New Delhi, Nov 28 (IANS) 'The Desi Oon Festival - Fibre of our Past and Future', dedicated to India's woollen heritage, returns for its 5th edition from December 7 to 11 at the Triveni Kala Sangam, New Delhi.
An initiative of the Desi Oon Hub, facilitated by the Centre for Pastoralism (CfP), it is a collaborative effort involving organizations from pastoral landscapes across the country that works closely with shepherds, knitters, felters, spinners, and weavers to integrate indigenous wool into our lives, homes, and wardrobes.

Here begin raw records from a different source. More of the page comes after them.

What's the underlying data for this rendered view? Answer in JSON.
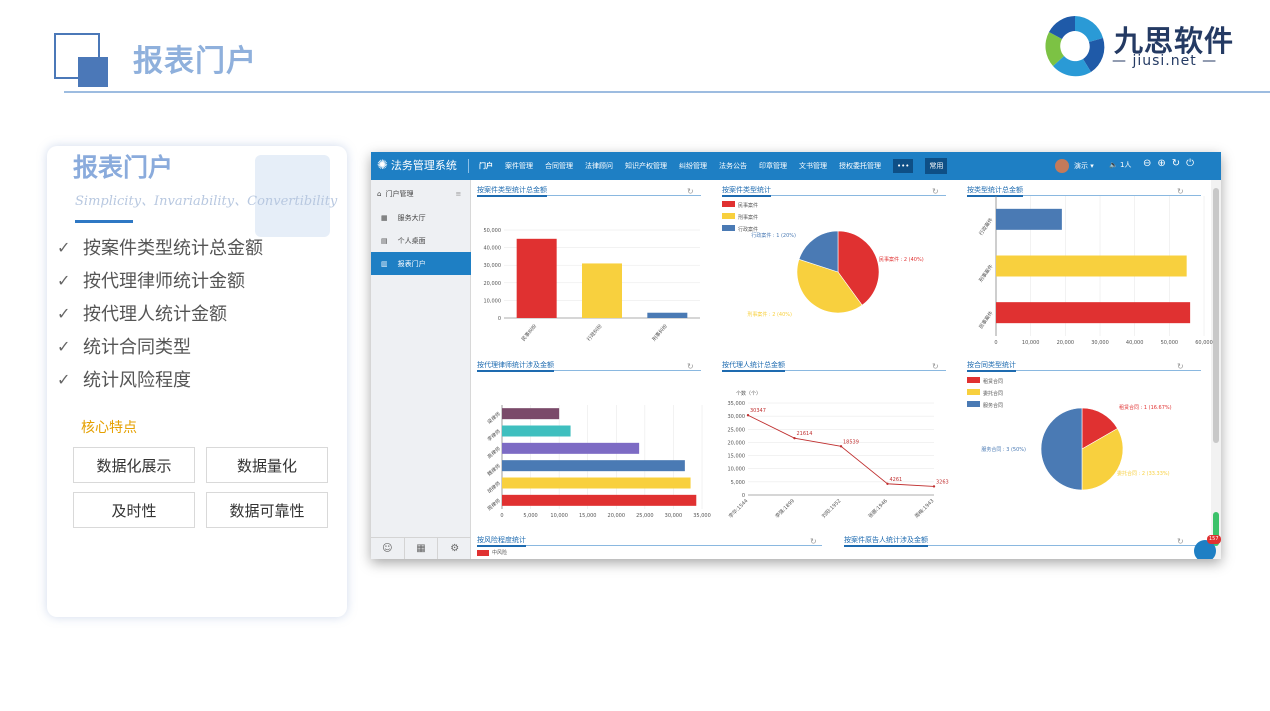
{
  "slide": {
    "title": "报表门户",
    "logo": {
      "name": "九思软件",
      "domain": "jiusi.net"
    }
  },
  "card": {
    "title": "报表门户",
    "subtitle": "Simplicity、Invariability、Convertibility",
    "features": [
      "按案件类型统计总金额",
      "按代理律师统计金额",
      "按代理人统计金额",
      "统计合同类型",
      "统计风险程度"
    ],
    "core_label": "核心特点",
    "buttons": [
      "数据化展示",
      "数据量化",
      "及时性",
      "数据可靠性"
    ]
  },
  "app": {
    "brand": "法务管理系统",
    "menu": [
      "门户",
      "案件管理",
      "合同管理",
      "法律顾问",
      "知识产权管理",
      "纠纷管理",
      "法务公告",
      "印章管理",
      "文书管理",
      "授权委托管理",
      "•••",
      "常用"
    ],
    "user": {
      "name": "演示",
      "online": "1人"
    },
    "sidebar": {
      "header": "门户管理",
      "items": [
        "服务大厅",
        "个人桌面",
        "报表门户"
      ],
      "active_index": 2
    },
    "panels": {
      "p1": "按案件类型统计总金额",
      "p2": "按案件类型统计",
      "p3": "按类型统计总金额",
      "p4": "按代理律师统计涉及金额",
      "p5": "按代理人统计总金额",
      "p6": "按合同类型统计",
      "p7": "按风险程度统计",
      "p8": "按案件原告人统计涉及金额",
      "p7_legend": "中风险",
      "badge": "157"
    },
    "colors": {
      "red": "#e03131",
      "yellow": "#f8d03e",
      "blue": "#4a7ab4",
      "teal": "#3fbfbf",
      "purple": "#7d6bc4",
      "plum": "#7a4a6a",
      "topbar": "#1e7fc4"
    }
  },
  "chart_data": [
    {
      "type": "bar",
      "title": "按案件类型统计总金额",
      "categories": [
        "民事纠纷",
        "行政纠纷",
        "刑事纠纷"
      ],
      "values": [
        45000,
        31000,
        3000
      ],
      "ylim": [
        0,
        50000
      ],
      "yticks": [
        "0",
        "10,000",
        "20,000",
        "30,000",
        "40,000",
        "50,000"
      ]
    },
    {
      "type": "pie",
      "title": "按案件类型统计",
      "legend": [
        "民事案件",
        "刑事案件",
        "行政案件"
      ],
      "slices": [
        {
          "name": "民事案件",
          "value": 2,
          "label": "民事案件 : 2 (40%)"
        },
        {
          "name": "刑事案件",
          "value": 2,
          "label": "刑事案件 : 2 (40%)"
        },
        {
          "name": "行政案件",
          "value": 1,
          "label": "行政案件 : 1 (20%)"
        }
      ]
    },
    {
      "type": "bar",
      "orientation": "horizontal",
      "title": "按类型统计总金额",
      "categories": [
        "行政案件",
        "刑事案件",
        "民事案件"
      ],
      "values": [
        19000,
        55000,
        56000
      ],
      "xlim": [
        0,
        60000
      ],
      "xticks": [
        "0",
        "10,000",
        "20,000",
        "30,000",
        "40,000",
        "50,000",
        "60,000"
      ]
    },
    {
      "type": "bar",
      "orientation": "horizontal",
      "title": "按代理律师统计涉及金额",
      "categories": [
        "梁律师",
        "李律师",
        "高律师",
        "魏律师",
        "胡律师",
        "周律师"
      ],
      "values": [
        10000,
        12000,
        24000,
        32000,
        33000,
        34000
      ],
      "xlim": [
        0,
        35000
      ],
      "xticks": [
        "0",
        "5,000",
        "10,000",
        "15,000",
        "20,000",
        "25,000",
        "30,000",
        "35,000"
      ]
    },
    {
      "type": "line",
      "title": "按代理人统计总金额",
      "ylabel": "个数（个）",
      "categories": [
        "李华:1544",
        "李强:1899",
        "刘阳:1952",
        "张娜:1946",
        "周梅:1943"
      ],
      "values": [
        30347,
        21614,
        18539,
        4261,
        3263
      ],
      "ylim": [
        0,
        35000
      ],
      "yticks": [
        "0",
        "5,000",
        "10,000",
        "15,000",
        "20,000",
        "25,000",
        "30,000",
        "35,000"
      ]
    },
    {
      "type": "pie",
      "title": "按合同类型统计",
      "legend": [
        "租赁合同",
        "委托合同",
        "服务合同"
      ],
      "slices": [
        {
          "name": "租赁合同",
          "value": 1,
          "label": "租赁合同 : 1 (16.67%)"
        },
        {
          "name": "委托合同",
          "value": 2,
          "label": "委托合同 : 2 (33.33%)"
        },
        {
          "name": "服务合同",
          "value": 3,
          "label": "服务合同 : 3 (50%)"
        }
      ]
    }
  ]
}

The central theme of this year’s festival is 'Waking up to the Wealth in Wool' which underscores the importance of recognizing the inherent value present in wool. A dedicated section of the festival will shine a spotlight on Desi Oon Hub members who are at the forefront of innovating, reviving, or building systems inspired by and in collaboration with the wool culture communities across India.
The festival will feature an array of installations, workshops, and demonstrations showcasing the artistry of wool. Additionally, a curated selection of woollen products produced by a network of 20 partner organizations will be available for purchase.

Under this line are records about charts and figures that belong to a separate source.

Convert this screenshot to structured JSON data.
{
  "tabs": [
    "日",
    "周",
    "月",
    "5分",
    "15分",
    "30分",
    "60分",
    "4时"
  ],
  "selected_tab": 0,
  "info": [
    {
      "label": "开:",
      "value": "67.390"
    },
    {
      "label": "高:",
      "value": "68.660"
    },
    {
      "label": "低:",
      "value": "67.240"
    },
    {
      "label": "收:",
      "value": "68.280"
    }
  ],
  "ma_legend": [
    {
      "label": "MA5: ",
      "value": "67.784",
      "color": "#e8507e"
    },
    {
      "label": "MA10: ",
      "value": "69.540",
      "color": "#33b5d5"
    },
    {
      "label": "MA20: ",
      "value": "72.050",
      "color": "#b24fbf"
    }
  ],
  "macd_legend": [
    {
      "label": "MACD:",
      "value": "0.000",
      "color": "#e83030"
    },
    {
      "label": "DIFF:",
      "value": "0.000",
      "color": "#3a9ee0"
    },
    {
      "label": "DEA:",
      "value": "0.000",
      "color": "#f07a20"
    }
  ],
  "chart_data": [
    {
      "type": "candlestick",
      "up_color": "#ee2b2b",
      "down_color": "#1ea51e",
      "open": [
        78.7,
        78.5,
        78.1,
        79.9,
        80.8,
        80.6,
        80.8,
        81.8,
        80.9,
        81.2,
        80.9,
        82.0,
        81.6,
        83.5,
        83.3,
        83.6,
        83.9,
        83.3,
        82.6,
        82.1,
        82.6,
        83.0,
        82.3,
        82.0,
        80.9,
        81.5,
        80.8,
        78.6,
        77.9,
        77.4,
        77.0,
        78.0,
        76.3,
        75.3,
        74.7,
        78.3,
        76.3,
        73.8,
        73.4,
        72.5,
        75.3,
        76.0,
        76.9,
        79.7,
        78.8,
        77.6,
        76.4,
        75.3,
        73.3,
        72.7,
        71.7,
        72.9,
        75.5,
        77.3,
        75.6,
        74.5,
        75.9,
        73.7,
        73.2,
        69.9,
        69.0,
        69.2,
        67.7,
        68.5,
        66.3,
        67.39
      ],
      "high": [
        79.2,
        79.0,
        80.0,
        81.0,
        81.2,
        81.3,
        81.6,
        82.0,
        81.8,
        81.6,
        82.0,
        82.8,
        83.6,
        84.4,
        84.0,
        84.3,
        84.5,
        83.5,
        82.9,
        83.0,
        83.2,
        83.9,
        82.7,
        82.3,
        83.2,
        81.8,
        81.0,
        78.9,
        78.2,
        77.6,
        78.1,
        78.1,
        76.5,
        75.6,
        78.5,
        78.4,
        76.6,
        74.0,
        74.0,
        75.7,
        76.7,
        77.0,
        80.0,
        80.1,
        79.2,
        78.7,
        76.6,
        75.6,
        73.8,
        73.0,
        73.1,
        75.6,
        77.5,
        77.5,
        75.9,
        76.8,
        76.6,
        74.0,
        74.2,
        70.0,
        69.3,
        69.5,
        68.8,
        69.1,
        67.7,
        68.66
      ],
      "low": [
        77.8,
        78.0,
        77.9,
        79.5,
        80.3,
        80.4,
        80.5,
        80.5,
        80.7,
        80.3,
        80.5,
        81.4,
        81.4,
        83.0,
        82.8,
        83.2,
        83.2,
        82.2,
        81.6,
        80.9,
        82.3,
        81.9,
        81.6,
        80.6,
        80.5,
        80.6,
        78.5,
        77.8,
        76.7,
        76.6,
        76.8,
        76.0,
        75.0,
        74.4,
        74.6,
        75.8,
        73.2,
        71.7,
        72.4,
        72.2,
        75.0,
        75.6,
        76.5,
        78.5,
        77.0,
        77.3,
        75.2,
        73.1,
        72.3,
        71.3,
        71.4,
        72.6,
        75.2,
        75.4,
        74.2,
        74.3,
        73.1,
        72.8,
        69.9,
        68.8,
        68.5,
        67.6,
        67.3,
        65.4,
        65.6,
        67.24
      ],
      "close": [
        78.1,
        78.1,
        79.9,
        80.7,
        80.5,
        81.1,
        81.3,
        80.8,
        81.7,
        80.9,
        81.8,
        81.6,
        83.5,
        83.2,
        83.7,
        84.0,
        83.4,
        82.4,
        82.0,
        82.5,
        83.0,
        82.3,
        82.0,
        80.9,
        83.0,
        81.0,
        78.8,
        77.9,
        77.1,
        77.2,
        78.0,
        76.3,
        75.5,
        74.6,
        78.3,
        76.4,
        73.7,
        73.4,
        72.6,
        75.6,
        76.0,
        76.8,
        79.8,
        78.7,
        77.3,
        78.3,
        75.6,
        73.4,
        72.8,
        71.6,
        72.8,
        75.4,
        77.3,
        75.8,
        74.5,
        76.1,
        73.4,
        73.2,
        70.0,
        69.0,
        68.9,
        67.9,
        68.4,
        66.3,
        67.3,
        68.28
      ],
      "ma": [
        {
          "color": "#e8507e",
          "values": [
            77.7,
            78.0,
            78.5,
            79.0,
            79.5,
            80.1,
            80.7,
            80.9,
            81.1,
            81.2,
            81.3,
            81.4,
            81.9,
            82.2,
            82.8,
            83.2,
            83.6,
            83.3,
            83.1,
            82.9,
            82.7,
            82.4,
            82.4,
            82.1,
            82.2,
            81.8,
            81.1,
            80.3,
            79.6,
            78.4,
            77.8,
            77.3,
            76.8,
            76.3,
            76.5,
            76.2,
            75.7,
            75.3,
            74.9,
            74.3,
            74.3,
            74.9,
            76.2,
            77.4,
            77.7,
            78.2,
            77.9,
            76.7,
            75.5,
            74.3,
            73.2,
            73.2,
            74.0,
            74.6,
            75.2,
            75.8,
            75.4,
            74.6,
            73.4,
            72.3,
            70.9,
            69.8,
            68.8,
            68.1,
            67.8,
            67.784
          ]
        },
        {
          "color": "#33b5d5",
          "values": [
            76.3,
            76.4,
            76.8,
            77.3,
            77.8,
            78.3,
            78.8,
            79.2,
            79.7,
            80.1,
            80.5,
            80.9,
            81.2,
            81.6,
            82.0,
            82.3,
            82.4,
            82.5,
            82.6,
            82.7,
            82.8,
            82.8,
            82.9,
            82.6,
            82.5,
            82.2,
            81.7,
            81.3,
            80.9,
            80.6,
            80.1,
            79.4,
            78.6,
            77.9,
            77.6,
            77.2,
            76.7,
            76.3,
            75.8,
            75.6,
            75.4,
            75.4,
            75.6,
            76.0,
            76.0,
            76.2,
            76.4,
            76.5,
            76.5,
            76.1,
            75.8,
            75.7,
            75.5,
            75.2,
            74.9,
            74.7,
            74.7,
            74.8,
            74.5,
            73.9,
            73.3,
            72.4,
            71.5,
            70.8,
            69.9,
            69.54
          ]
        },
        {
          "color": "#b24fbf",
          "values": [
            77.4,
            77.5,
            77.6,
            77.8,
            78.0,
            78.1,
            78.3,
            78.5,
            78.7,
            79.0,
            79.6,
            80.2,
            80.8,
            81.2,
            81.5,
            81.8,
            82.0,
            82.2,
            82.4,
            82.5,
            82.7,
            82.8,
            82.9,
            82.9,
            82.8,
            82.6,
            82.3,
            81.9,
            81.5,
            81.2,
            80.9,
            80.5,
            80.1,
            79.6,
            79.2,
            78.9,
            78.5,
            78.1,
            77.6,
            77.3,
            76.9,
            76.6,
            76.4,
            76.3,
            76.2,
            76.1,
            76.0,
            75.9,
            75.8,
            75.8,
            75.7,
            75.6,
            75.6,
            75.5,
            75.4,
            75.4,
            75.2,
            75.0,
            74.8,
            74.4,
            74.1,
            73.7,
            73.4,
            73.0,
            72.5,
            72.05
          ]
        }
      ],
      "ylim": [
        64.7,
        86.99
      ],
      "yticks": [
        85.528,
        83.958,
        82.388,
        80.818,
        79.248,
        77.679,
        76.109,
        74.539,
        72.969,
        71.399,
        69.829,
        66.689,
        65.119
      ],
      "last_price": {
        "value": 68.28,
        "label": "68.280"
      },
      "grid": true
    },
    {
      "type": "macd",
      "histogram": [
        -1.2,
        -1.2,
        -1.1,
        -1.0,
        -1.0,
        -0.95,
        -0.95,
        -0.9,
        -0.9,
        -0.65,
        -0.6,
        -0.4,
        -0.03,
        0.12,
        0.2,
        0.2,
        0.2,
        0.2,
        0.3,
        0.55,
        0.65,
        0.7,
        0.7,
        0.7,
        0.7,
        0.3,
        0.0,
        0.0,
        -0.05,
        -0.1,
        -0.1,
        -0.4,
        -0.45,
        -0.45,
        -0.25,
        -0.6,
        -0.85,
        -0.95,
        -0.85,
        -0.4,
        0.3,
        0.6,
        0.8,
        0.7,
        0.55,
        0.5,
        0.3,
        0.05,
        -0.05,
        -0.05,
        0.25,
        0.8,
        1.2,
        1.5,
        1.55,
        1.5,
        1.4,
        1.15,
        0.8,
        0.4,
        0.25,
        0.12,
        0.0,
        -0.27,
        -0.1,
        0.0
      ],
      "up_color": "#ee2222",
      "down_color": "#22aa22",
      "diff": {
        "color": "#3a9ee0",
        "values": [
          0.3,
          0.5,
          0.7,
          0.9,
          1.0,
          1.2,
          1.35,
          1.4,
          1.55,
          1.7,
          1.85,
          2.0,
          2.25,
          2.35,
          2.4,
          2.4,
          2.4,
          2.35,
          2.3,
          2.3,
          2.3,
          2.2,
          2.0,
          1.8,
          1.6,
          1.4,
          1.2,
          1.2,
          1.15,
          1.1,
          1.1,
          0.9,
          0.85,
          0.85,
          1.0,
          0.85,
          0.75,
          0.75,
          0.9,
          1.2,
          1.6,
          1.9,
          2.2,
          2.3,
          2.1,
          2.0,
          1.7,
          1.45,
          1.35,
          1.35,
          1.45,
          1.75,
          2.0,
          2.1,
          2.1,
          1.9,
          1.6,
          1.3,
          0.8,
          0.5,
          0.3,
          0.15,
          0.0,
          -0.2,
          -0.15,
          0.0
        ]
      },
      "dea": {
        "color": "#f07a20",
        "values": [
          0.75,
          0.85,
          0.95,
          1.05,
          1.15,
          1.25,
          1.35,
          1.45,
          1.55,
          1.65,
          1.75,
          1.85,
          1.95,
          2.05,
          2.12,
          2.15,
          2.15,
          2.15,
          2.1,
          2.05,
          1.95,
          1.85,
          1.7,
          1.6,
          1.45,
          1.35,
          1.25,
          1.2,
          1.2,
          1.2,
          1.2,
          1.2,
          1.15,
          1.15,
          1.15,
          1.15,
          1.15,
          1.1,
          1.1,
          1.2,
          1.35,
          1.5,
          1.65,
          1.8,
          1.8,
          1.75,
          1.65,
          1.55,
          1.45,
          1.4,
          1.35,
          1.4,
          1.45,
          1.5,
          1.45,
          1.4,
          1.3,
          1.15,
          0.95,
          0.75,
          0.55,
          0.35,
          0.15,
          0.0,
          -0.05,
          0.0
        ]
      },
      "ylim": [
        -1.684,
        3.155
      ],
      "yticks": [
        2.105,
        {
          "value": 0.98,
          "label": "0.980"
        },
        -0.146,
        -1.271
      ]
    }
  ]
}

An informative section called Pastoral Voice will offer insight into the adaptive strategies, traditional knowledge systems, and the challenges faced by pastoralists in today’s changing times. An Industry Innovation and R&D section will showcase applications of indigenous wool, including its use as thermal insulation material in buildings, sound insulation, packaging, and grow bags. Visitors will have the opportunity to explore proof-of-concepts and prototypes that are currently in various stages of development. An artistic installation and interactive space will help the visitors to directly experience the remarkable properties of India's sheep wool.
Vasant Saberwal, Director of the Centre for Pastoralism, said, “India has the third-largest sheep population in the world, but ranks as the second largest importer of the wool. Over 80 per cent of indigenous wool is discarded because the industry prefers long staple, fine wool over the shorter staple, coarse wool produced in India. We focus on revitalizing indigenous wool-related crafts and promoting innovative uses of wool.”